From python we can capture the that comes out of seq.

> seq 5 | parallel -j 12 python capture.py
i am seeing this input: 1
i am seeing this input: 2
i am seeing this input: 3
i am seeing this input: 4
i am seeing this input: 5

This also means that we can user an iterator to generate a grid and we can have the input determine which settings to select. Example below;

import sys
import time
import itertools as it 

def mkgrid():
    for param_a in range(8):
        for param_b in range(8):
            yield {"param_a": param_a, "param_b": param_b}

grid = mkgrid()

if __name__ == "__main__":
    settings = it.islice(grid, int(sys.argv[1]), int(sys.argv[1]) + 1)
    time.sleep(1)
    print(f"these are the settings: {next(settings)}")
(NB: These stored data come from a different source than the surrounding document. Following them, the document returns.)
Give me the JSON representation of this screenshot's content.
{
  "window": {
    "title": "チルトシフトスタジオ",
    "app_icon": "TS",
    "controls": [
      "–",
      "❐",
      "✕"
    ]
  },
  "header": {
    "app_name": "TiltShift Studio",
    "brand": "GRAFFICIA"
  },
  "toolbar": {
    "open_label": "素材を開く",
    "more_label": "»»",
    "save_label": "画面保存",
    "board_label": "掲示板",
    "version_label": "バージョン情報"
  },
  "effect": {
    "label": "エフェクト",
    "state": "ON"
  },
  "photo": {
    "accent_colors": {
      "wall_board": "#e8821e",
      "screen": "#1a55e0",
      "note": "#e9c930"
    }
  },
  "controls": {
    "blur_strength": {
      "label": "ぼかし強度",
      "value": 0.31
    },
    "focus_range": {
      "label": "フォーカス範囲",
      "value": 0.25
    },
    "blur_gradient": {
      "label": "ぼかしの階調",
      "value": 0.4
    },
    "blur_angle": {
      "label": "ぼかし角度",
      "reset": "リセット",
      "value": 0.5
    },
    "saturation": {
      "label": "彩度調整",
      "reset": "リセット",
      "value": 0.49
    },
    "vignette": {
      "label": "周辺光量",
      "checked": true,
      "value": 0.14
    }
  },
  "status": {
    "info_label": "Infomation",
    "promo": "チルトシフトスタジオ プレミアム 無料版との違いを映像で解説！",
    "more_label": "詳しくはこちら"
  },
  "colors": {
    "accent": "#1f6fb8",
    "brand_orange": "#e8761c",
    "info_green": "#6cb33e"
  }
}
You'll need to tell seq to start at 0 and end at 63 but that's about it. This job takes 8 seconds if you have enough cores:

> seq 0 63 | parallel -j 8 python capture.py

Benefits

This approach works pretty well on my mac. It comes with a few cores built in and it's usually not doing anything during the evening. This approach generated a dataset with a million rows overnight. It might be enough for your jobs too without the need for a cloud vendor.

Also note that you can just log to a random file on a set path on disk. No locking of a single file between processes. There's also no notebook and just a single main.py file which can still be unit tested.

I also enjoy the feeling that I don't need to worry about parallism from python. This is just something that the operating systems handles for me now from the command line. Win!

Results

The code can be found in this gist and the main result is summerised in the next chart.

The chart shows the loss over the epochs during training. Each line is a seperate run. The grid shows the number of hidden layers (3, 4, 5) and the number of inputs (10, 11, 12). Notice that not few training procedures converge to zero loss even though this is certainly possible to achieve.

When an algorithm depends so much on the seed, you start wondering if it's a good idea to fully trust it. It should be said that this phenomenon mainly occurs for very deep neural networks not shallow ones and the example is a bit theoretical. Neural networks with just one hidden layers tend to converge immediately.